If you’re partially vaccinated: Wait a week or two until you go get that second dose of a two-dose vaccine. If you already had an appointment, you may need to delay it. Just make sure you get it.
If you haven’t started the vaccination process, now’s the time. Schedule your appointment for a week or two after your contagious period ended.
If you weren’t planning to get vaccinated, please consider doing it after all. Wait a week or two and then start the process. Talk to your doctor or a trusted medical professional if you have questions. Be wary of negative claims on social media.

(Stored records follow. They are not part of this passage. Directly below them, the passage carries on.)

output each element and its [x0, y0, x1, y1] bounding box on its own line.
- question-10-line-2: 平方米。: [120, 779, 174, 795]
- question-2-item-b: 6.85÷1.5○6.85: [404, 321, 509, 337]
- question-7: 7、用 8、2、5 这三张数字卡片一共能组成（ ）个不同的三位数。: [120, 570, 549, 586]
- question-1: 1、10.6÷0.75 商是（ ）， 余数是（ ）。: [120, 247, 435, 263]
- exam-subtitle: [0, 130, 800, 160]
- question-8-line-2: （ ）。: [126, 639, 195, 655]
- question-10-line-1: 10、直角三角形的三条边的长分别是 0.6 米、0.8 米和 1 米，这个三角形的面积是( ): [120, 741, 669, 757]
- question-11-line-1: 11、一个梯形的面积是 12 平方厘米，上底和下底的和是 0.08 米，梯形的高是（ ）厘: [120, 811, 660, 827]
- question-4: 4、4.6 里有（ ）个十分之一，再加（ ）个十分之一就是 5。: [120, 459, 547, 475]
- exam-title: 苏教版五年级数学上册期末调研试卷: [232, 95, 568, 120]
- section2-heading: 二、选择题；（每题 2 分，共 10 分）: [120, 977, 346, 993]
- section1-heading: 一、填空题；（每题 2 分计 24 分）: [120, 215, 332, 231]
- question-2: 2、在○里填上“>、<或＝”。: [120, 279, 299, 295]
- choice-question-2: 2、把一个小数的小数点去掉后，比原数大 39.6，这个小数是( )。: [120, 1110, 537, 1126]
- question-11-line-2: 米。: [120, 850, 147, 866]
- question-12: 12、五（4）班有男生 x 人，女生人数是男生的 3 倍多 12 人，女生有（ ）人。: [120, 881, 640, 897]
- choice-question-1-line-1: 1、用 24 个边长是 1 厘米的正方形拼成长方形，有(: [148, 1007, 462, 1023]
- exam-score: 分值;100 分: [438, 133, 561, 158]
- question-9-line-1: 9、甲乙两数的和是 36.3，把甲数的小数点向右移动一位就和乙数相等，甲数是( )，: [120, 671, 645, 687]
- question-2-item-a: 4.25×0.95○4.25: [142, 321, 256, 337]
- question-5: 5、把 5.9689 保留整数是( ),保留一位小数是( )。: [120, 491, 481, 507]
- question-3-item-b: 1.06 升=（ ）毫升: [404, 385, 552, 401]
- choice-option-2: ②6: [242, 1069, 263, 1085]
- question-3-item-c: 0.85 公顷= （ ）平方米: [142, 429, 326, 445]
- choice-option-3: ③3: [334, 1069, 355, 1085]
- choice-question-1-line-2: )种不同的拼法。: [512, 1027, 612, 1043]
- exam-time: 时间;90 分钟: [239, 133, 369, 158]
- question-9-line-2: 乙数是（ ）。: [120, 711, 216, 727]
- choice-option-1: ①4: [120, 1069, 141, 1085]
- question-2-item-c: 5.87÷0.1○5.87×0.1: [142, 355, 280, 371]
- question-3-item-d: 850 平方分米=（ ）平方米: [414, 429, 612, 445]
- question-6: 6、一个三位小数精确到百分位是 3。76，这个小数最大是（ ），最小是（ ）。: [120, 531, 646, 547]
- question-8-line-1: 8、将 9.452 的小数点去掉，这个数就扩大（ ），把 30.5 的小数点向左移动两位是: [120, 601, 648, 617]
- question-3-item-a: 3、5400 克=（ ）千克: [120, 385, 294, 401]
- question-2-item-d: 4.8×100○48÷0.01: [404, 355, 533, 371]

If the person who tested positive or had symptoms is under age 12: Vaccination isn’t authorized for this age group yet, but once it is, it’s important to get vaccinated, even after having COVID.
Keep reading for the final chapter.
The final chapter: Life after a COVID exposure
No matter what your test result, vaccination status or COVID history, you should follow the latest mask-wearing guidance for the places you want to go.
If you are traveling, taking part in sports, preparing for a medical procedure, or working or attending school in person, you may be asked or required to take antigen tests once or multiple times.
These screening tests give results in minutes and are useful for spotting undiscovered cases, but they are also much more prone to giving “false negatives.” So, getting a negative result on one of them does not give you a “free pass” to stop paying attention to COVID precautions.
If you test negative on an antigen test, but you then develop symptoms or find out that you had an exposure to a contagious person, you should get a lab test (PCR) and quarantine until you get your results.
If you test positive on an antigen test, immediately follow up by having a lab test (PCR), and quarantine until you get the results. In either case, use your lab test results to guide you on Adventure 1 or Adventure 2 above.
The less the virus spreads, the less chance it will have to sicken and kill people, to mutate, and to prompt new limits on schools, activities and businesses.
Public health experts will tell us when we can ease up on these practices, based on vaccination rates and case counts.
Because that’s the only way we’re going to close the book on COVID-19.